I have the following to prevent agent connectivity from flapping (it must be solid for 20 mintutes before marking as OK).

After correcting the syntax from Zabbix Trigger Hysteresis – Incorrect trigger expression I have the following:

({TRIGGER.VALUE}=0 and {Template App Zabbix Agent:agent.ping.nodata(5m)}=1) or ({TRIGGER.VALUE}=1 and {Template App Zabbix Agent:agent.ping.min(20m)}=1)

Whilst it fires initially when there is no data, it never recovers. I am using v3.0.9 at the moment so trying to work with the above for now.

I have checked under the targets latest agent data, and can see agent ping is indeed 1 for more than 20 minutes.

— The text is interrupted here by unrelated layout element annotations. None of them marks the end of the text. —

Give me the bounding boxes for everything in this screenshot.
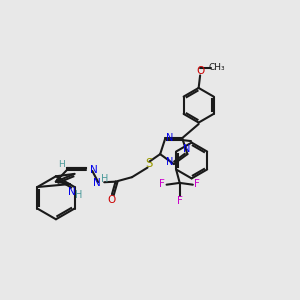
Text: F: F — [159, 179, 165, 189]
Text: H: H — [75, 190, 82, 200]
Text: N: N — [166, 157, 173, 167]
Text: F: F — [177, 196, 183, 206]
Text: N: N — [93, 178, 101, 188]
Text: N: N — [68, 188, 75, 197]
Text: F: F — [194, 179, 200, 189]
Text: S: S — [145, 157, 152, 170]
Text: H: H — [58, 160, 65, 169]
Text: N: N — [90, 165, 98, 175]
Text: CH₃: CH₃ — [209, 63, 226, 72]
Text: N: N — [183, 144, 190, 154]
Text: H: H — [100, 174, 108, 184]
Text: N: N — [167, 133, 174, 143]
Text: O: O — [108, 195, 116, 205]
Text: O: O — [196, 66, 204, 76]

Any ideas what i have done wrong please?

Best Answer

I've done some experiments:

The agent.ping writes a "1" value if reachable and doesn't write anything if unreachable; so even if your agent is unreachable for 2 hours, the last value is 1. This means that .min(), .avg() etc... always works on a list of "1" values.

The .nodata() function does not help with rebounds as well: it returns "1" only if it hasn't received any data for the entire time interval, "0" otherwise.

For instance, .nodata(20m) on a 60sec item will return:

  • 1: if no data received for the entire 20m time range (20 empty values)
  • 0: if everything's ok (20 full values)
  • 0: for everything inbetween (ie: 5 ok, 5 minutes of unreach, 10 ok)

I have found workaround, assuming that you check the agent reachability every 60 seconds:

({TRIGGER.VALUE}=0 and {Template App Zabbix Agent:agent.ping.nodata(5m)}=1) or ({TRIGGER.VALUE}=1 and {Template App Zabbix Agent:agent.ping.count(20m,1)}<20)

The expression will trigger after 5 minutes of unreachability and recover only when you have 20 "1" values in the last 20 minutes.

Not too elegant, but it works.